We went to meet a local cabinetmaker because we have a cabinet we want made. His shop is at the end of a long driveway at the end of a private road, at the end of another road that isn’t private but might as well be for all the traffic it gets — I’ve driven by it a hundred times and never noticed it.
The estate sprawls. “My shop is the building below the playground,” he’d said, as if I’d overlook the 1200 square foot barn with huge doors and skylights, filled with power tools, built on a hillside atop a grid of lumber-storage shelves. All the doors are custom-made; each demonstrates some boundary-pushing door-construction technique. I guess it’s his proof of education, a craftsman’s equivalent to a framed degree on the wall.
He was happy to hear we weren’t interested in kitchen cabinets. “I’m tired of doing kitchens,” he said. Later I saw his own kitchen.

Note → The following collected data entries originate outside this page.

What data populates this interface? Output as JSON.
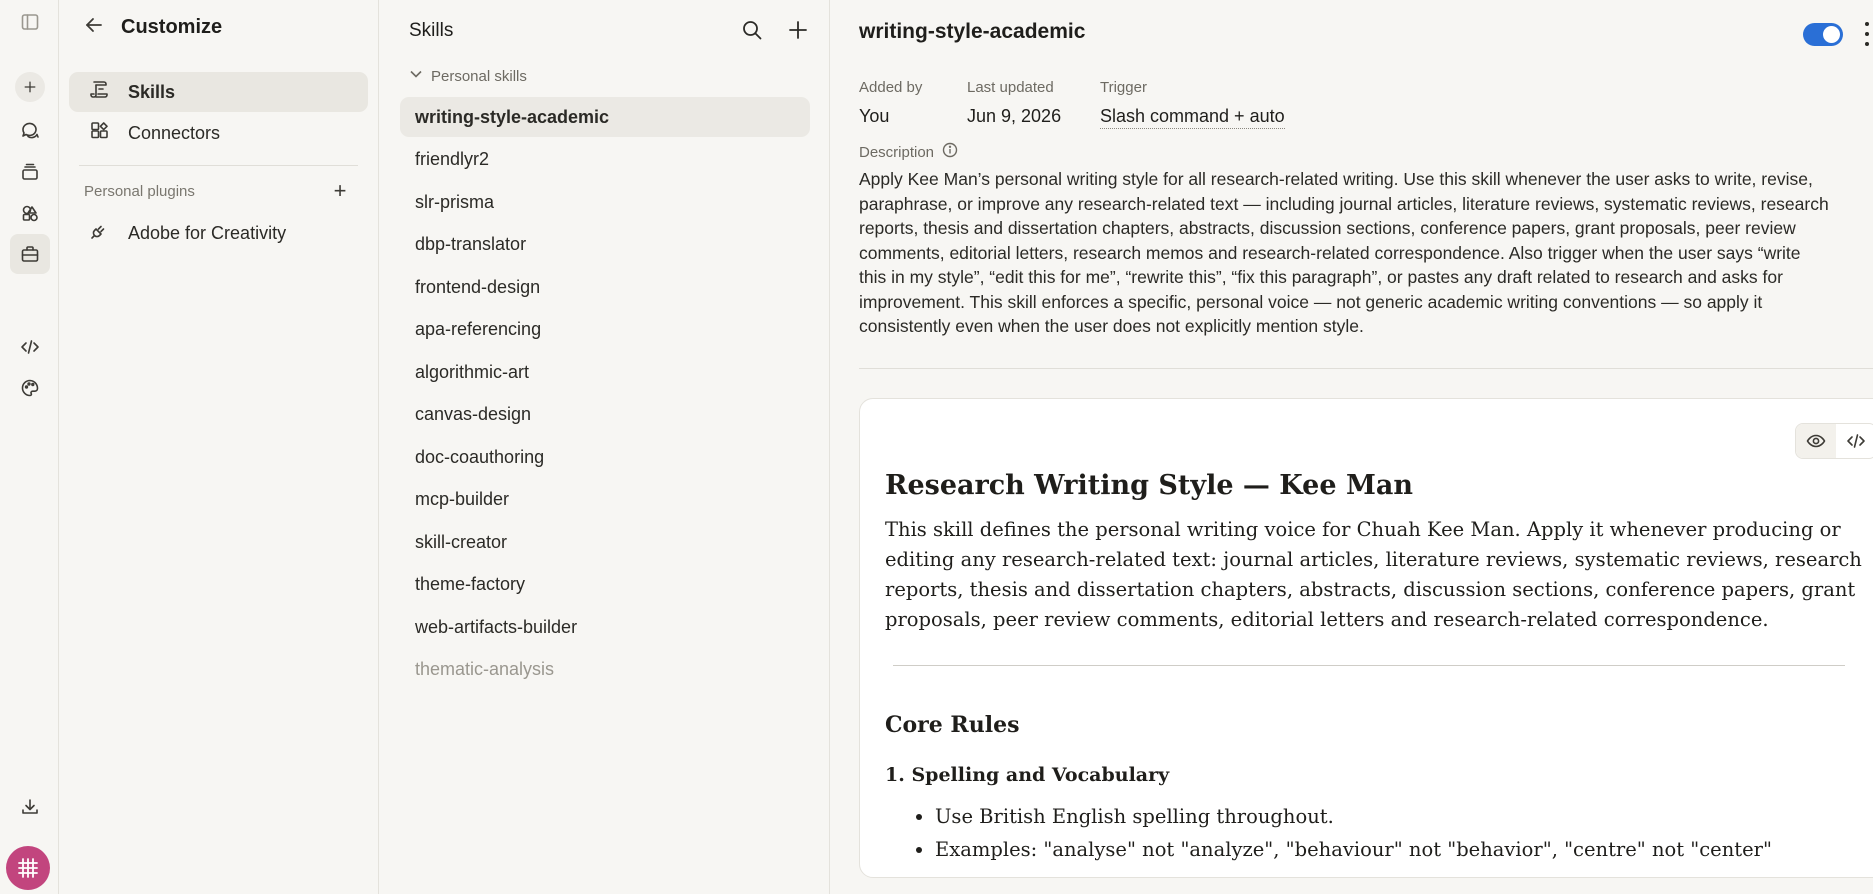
{
  "rail": {
    "icons": [
      "sidebar-toggle-icon",
      "new-chat-icon",
      "chats-icon",
      "projects-icon",
      "artifacts-icon",
      "customize-icon",
      "code-icon",
      "palette-icon",
      "download-icon"
    ]
  },
  "customize": {
    "title": "Customize",
    "nav": [
      {
        "label": "Skills",
        "active": true
      },
      {
        "label": "Connectors",
        "active": false
      }
    ],
    "plugins_section": "Personal plugins",
    "plugins": [
      {
        "label": "Adobe for Creativity"
      }
    ]
  },
  "skills": {
    "title": "Skills",
    "group": "Personal skills",
    "items": [
      "writing-style-academic",
      "friendlyr2",
      "slr-prisma",
      "dbp-translator",
      "frontend-design",
      "apa-referencing",
      "algorithmic-art",
      "canvas-design",
      "doc-coauthoring",
      "mcp-builder",
      "skill-creator",
      "theme-factory",
      "web-artifacts-builder",
      "thematic-analysis"
    ],
    "active_index": 0,
    "muted_index": 13
  },
  "detail": {
    "title": "writing-style-academic",
    "enabled": true,
    "added_by_label": "Added by",
    "added_by": "You",
    "updated_label": "Last updated",
    "updated": "Jun 9, 2026",
    "trigger_label": "Trigger",
    "trigger": "Slash command + auto",
    "description_label": "Description",
    "description_lines": [
      "Apply Kee Man’s personal writing style for all research-related writing. Use this skill whenever the user asks to write, revise,",
      "paraphrase, or improve any research-related text — including journal articles, literature reviews, systematic reviews, research",
      "reports, thesis and dissertation chapters, abstracts, discussion sections, conference papers, grant proposals, peer review",
      "comments, editorial letters, research memos and research-related correspondence. Also trigger when the user says “write",
      "this in my style”, “edit this for me”, “rewrite this”, “fix this paragraph”, or pastes any draft related to research and asks for",
      "improvement. This skill enforces a specific, personal voice — not generic academic writing conventions — so apply it",
      "consistently even when the user does not explicitly mention style."
    ]
  },
  "doc": {
    "h1": "Research Writing Style — Kee Man",
    "intro": "This skill defines the personal writing voice for Chuah Kee Man. Apply it whenever producing or editing any research-related text: journal articles, literature reviews, systematic reviews, research reports, thesis and dissertation chapters, abstracts, discussion sections, conference papers, grant proposals, peer review comments, editorial letters and research-related correspondence.",
    "h2": "Core Rules",
    "h3": "1. Spelling and Vocabulary",
    "bullets": [
      "Use British English spelling throughout.",
      "Examples: \"analyse\" not \"analyze\", \"behaviour\" not \"behavior\", \"centre\" not \"center\""
    ]
  },
  "colors": {
    "accent": "#2a6fd6",
    "avatar": "#c2457e",
    "background": "#f7f6f3",
    "active_bg": "#e9e7e1"
  }
}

It’s the one room in the house that doesn’t look like he built it himself out of hand-planed, oil-rubbed teak-mahogany-walnut-maple-cherry with inlaid jatoba-purpleheart-koa; in fact I think the cabinets came from Ikea. His curvalicious California walnut bent-laminated bed organism, in contrast, has only one equal in the world, because he only ever made two of them. It looks like a mushroom.
I asked how much land he owned. “Just ten acres,” he replied. I marveled out loud that even with ten acres, we could still hear the neighbor running a lawnmower. “Oh, that’s my lawnmower,” he said. “I’ve got a guy working.”
Yep, this is one of those stories that doesn’t have an ending.